Maybe it’s because of all the people I chose to let go. Maybe it’s one of those truths of nature I had to experience to understand but I saw my own journey in those roots. Sent up a prayer to the Gods of Gratitude that for the courage to move forward into the unknown--to leave behind a family history that was intermittently abusive, ever repeating, and always stifling--I am rewarded with freedom on the other side of my grief.
So many of my clients and students abandon their work--feel free to read abandon themselves--because they worry about who they’ll offend by living or speaking their truth. These would-be writers need adequate consideration of what they stand to lose by suppressing the parts of them destined to evolve.
These writers need to ask, am I rootbound too? Practicing artists know that, like nature, their craft will require them to be ruthless, to spread out, to soak up what they need to grow. Art isn’t about pleasing people. It’s not about being nice, and it may not be a walk in the park for the people you love. It isn’t art’s destiny to make others comfortable or stay in the confines of what society deems acceptable. The artists who make us think…the artist’s who evolve our world into the inevitable future…they’re not interested in playing small by catering to public notions of acceptability. They’re not interested in making sure people are comfortable. Are you?
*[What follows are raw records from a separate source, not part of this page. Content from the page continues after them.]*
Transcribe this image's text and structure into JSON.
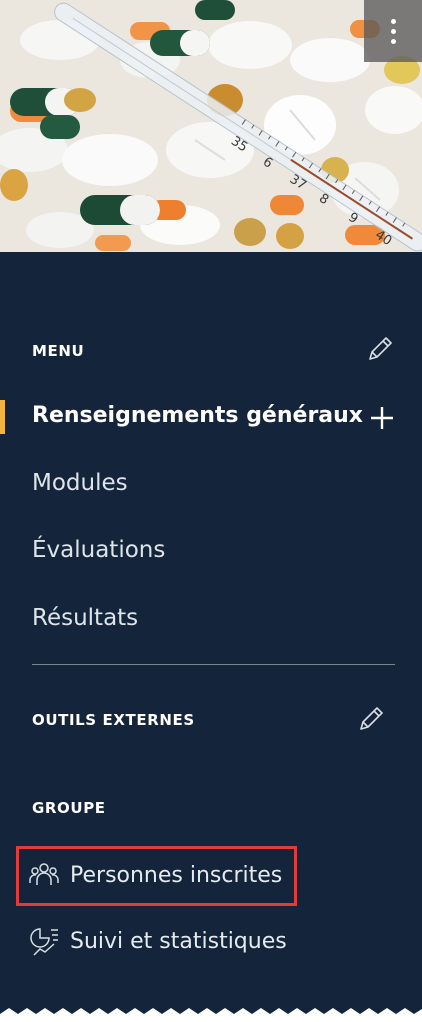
{
  "hero": {
    "thermometer_numbers": [
      "35",
      "6",
      "37",
      "8",
      "9",
      "40"
    ]
  },
  "menu": {
    "title": "MENU",
    "items": [
      {
        "label": "Renseignements généraux",
        "active": true
      },
      {
        "label": "Modules",
        "active": false
      },
      {
        "label": "Évaluations",
        "active": false
      },
      {
        "label": "Résultats",
        "active": false
      }
    ]
  },
  "external_tools": {
    "title": "OUTILS EXTERNES"
  },
  "group": {
    "title": "GROUPE",
    "items": [
      {
        "label": "Personnes inscrites",
        "icon": "people-icon"
      },
      {
        "label": "Suivi et statistiques",
        "icon": "statistics-icon"
      }
    ]
  },
  "colors": {
    "panel_bg": "#14243a",
    "active_indicator": "#f2b544",
    "highlight_border": "#e23b3b"
  }
}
This question brings me to the next simple truth my garden has validated.
#3. Rootbound plants will die. You with me? To live your best life and write your best work, you have to stop trying to be nice. You’ve got to stop cramming yourself into spaces that suffocate and starve you and commit to forging your own way, that’s the price you pay.
After I started this piece, I remembered Alice Walker’s essay, In Search of Our Mother’s Gardens. If you’ve never read it and you want to when you’re finished here, it’s available on-line through a simple Google search. She does a beautiful job detailing the artistic spirit of her ancestors. She claims art—writing in particular—as her birthright. As a black woman writing in the early 1980’s, I understand how powerful a move it was to give herself and her sisters permission to write by saying something like, listen this isn’t new what we’re trying to do, it’s something our mothers and grandmothers did too.
For Walker, the creative spirit is a transferrable skill, passed on through generations but what if your ancestors chose to forsake their highest potential? What if their addictions, or the expectations of those around them, moved them away from rather than toward their own life’s work? That is a kind of legacy too. It’s why what you make of your life and your writing is up to you. It’s why I need you to stop being so damned nice, to stop seeking permission from your mother and your grandmother. It’s why the world needs you to be wholly you.
Moving away from what you’ve always known can be scary. And most people don’t want to hurt the people they love, so they hurt themselves instead. Set your highest intentions. Focus on leaving the legacy that will do the most good for the most people. Set out to save yourself first and you’ll be brought to the fourth truth I came to know in my own garden.
#4 What you create--through both planting and removing--will bring new life, it may not be exactly how you imagined it but before long, I promise, you will experience change for the better.
Years and years of my life I spent searching for my mother’s garden, for my grandmother’s. It was only when I gave up the search, I could create my own.